A single FCR is a virtual routing function distributed across physical routers in multiple Equinix data centers within each metro where the service is available. Any endpoints are accessible via Fabric within a metro are accessible to any FCR created there. You can route traffic between the endpoints, which peer with your FCR, using Border Gateway Protocol (BGP).
The closest construct to FCR from the cloud world is the virtual private cloud. You can create a VPC in a cloud availability region that includes multiple subnets, each running in a separate availability zone (its own data center) in that region. You can create another VPC for a different set of workloads and have the two VPCs either completely isolated from each other or configured to connect and exchange data. Likewise, you can create multiple FCRs for different purposes.
One way an FCR is different from a VPC is it abstracts the individual data centers away from the user. They spin up an FCR within metro and choose an endpoint to connect (an Azure onramp, for example). A Layer 2 connection is then provisioned between Azure and Fabric using existing network-to-network interfaces (NNIs).

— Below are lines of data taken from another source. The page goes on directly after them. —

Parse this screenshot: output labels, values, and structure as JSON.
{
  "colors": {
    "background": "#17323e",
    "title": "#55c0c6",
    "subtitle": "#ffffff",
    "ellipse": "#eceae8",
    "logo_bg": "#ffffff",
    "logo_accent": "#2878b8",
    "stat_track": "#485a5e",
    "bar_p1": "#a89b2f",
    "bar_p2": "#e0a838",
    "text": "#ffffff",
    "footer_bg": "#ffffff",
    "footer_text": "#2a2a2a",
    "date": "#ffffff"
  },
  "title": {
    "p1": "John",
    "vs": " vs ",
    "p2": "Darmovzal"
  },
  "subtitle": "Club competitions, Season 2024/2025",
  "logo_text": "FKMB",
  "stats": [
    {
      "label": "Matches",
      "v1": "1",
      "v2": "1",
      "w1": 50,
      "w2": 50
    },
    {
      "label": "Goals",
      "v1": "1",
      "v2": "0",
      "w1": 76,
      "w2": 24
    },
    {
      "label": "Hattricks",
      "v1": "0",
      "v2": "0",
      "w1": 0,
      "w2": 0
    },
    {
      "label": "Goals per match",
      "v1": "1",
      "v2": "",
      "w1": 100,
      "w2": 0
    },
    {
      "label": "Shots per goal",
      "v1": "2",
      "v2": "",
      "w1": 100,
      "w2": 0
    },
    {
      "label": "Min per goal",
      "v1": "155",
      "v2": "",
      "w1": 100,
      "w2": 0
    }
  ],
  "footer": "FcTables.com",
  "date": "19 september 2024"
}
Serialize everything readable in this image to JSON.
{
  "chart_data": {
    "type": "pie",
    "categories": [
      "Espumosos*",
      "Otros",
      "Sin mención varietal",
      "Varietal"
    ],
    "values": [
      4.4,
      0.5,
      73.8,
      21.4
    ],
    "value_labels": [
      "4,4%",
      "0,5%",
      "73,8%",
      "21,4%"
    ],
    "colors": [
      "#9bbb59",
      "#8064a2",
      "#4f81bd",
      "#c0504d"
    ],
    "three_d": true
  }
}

At this point, the user can configure their Layer 3 connection to Microsoft Azure via BGP.
When the user wants to connect to another node in the metro (say, an AWS onramp), they make all the necessary selections, and their configuration gets automatically distributed over our MPLS network to connect their FCR to wherever in the metro that onramp is hosted.
Because Fabric latency between data centers within a metro is very low – for example, the latency on FCR connections in Ashburn (our Washington, D.C. metro) to AWS and Azure in their respective US East cloud regions is less than 2 milliseconds – the physical location of the endpoints doesn’t affect performance.
We’ve only provided a few major highlights of FCR’s architecture here. We haven’t covered all the other microservices in the product layer or how we went about abstracting network configurations. We also haven’t touched on its other capabilities, like connecting hybrid cloud environments, routing between metros or advanced BGP management tools like AS path perpending and MED attributes.
It’s been rewarding to get to think through what multicloud connectivity should look like from the perspective of a user who isn’t a networking expert but needs to build or maintain environments that straddle multiple platforms. If you’re curious about FCR, it’s free to try for AWS customers.